The Twins don’t appear to be angry with Michael Pineda; that doesn’t mean you can’t be.
Pineda ran a short mea culpa lap Tuesday, Sept. 10, to accept responsibility for a 60-game drug suspension that officially ended his season and, one imagines, his brief career renaissance in Minnesota.
“I’m going to pay for my mistake,” he told reporters.
Well, mostly the Twins will pay for it, on the balance sheet and in the playoffs. Minnesota already had written checks to Pineda totaling roughly $9 million when it learned its arguably best pitcher will not be pitching as they try to nail down their first American League Central Division title since 2010.
Twins players and coaches appear to have rallied around Pineda, suspended because he tested positive for a diuretic called Hydrochlorothiazide, a common blood pressure medication considered a masking agent by the World Anti-Doping Agency and banned by Major League Baseball.
Twins fans have been waiting 17 years for their team to win a playoff series; that became less likely this season because Pineda did something that was at best stupid, and at worst selfish — and probably both. It seems odd and, frankly, unreasonable for fans not to be angry about this development.
Major league teams have a cornucopia of medicines and potions available to players, all vetted to ensure compliance with MLB rules. Pineda went elsewhere to find a ubiquitous over-the-counter supplement he got from an acquaintance.
The new wrinkle dropped Tuesday was the fact that Pineda had been appealing his suspension for “about two months.” It didn’t take Twins fans long to do the math and realize that Pineda knew before the July 31 trade deadline that he might, at any moment, be unavailable for the rest of the season. Maybe the Twins would have tried harder to acquire another starting pitcher.
But that’s not the way it works; under MLB rules, a team is not informed of a drug suspension until after an appeal has been exhausted, and a player who knows his head is on the block probably isn’t inclined to tell his employer to start looking for his replacement.
“Big Mike is not responsible for telling us those things, you know what I mean?” Twins manager Rocco Baldelli said. “I don’t feel like Big Mike owes it to anyone to tell us. You play by the system, the way it’s written, and this is the way it’s written.”
Those within the organization are likely to sympathize with Pineda. They know him and obviously like him; most have been major league players. And it helped that an MLB arbitrator reduced Pineda’s suspension by 20 games, apparently moved at least somewhat by Big Mike’s explanation that he wasn’t doping but trying to manage the weight on his 6-foot-7 frame.
Teammates also recognize that Pineda played a large role in helping the Twins build a five-game lead in the Central. After striking out a season-high 10 batters in a 6-2, extra-inning loss to Cleveland last Friday — he left with a 2-1 lead — Pineda was 7-1 with a 2.76 ERA since June 29.
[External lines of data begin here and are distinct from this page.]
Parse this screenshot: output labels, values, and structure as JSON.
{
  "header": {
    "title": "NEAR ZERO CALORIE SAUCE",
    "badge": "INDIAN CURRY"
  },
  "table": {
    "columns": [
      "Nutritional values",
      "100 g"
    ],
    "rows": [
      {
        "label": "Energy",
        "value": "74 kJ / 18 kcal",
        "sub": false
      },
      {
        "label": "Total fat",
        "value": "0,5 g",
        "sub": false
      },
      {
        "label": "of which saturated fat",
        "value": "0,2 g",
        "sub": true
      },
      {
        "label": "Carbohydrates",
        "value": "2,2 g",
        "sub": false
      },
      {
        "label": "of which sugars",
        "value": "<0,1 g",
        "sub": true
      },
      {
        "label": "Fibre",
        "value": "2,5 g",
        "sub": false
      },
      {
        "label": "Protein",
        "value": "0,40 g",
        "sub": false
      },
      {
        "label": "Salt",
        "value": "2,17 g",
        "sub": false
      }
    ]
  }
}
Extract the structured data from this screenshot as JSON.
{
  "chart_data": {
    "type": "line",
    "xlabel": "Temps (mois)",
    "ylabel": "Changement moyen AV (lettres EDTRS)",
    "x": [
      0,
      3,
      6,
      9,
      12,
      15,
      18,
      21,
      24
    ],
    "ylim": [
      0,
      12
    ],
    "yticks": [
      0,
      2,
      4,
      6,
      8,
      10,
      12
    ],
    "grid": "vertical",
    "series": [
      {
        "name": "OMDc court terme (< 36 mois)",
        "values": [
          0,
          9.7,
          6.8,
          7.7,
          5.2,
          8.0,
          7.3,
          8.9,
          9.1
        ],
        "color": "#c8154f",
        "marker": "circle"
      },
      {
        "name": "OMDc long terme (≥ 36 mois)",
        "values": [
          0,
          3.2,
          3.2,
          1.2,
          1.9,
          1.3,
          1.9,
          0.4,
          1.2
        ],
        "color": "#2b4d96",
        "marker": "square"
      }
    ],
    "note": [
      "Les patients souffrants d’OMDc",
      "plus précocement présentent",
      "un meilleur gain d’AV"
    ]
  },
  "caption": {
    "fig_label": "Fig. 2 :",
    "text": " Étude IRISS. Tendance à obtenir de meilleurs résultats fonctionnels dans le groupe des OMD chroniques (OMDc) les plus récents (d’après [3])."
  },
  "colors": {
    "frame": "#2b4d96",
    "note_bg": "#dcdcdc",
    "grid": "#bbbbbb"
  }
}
Unfortunately, so it will stay.
The Twins entered Wednesday’s game against Washington at Target Field winners of 17 of their past 24 games despite a rash of injuries to regulars such as Byron Buxton, Nelson Cruz, Max Kepler, Miguel Sano and Marwin Gonzalez. At some point, that will make a bigger difference than it has, and second-place Cleveland will not go away.
The Indians have won five of the past seven games in the season series and cut what was an 11-game deficit on June 14 to five, so the Twins’ biggest series of the season will be this weekend in Cleveland.
It’s difficult to guess how banged up the Twins will be. Gonzalez (oblique) and Kepler (shoulder) don’t seem close. Sano, bothered by back pain, has been lobbying to play but has missed three straight games. Jake Cave, a big help in the outfield of late, remains sidelined by a groin strain.
All we know for sure is the Twins will be without Buxton, whose season was ended Tuesday by season-ending shoulder surgery, and Pineda, who has only himself to blame.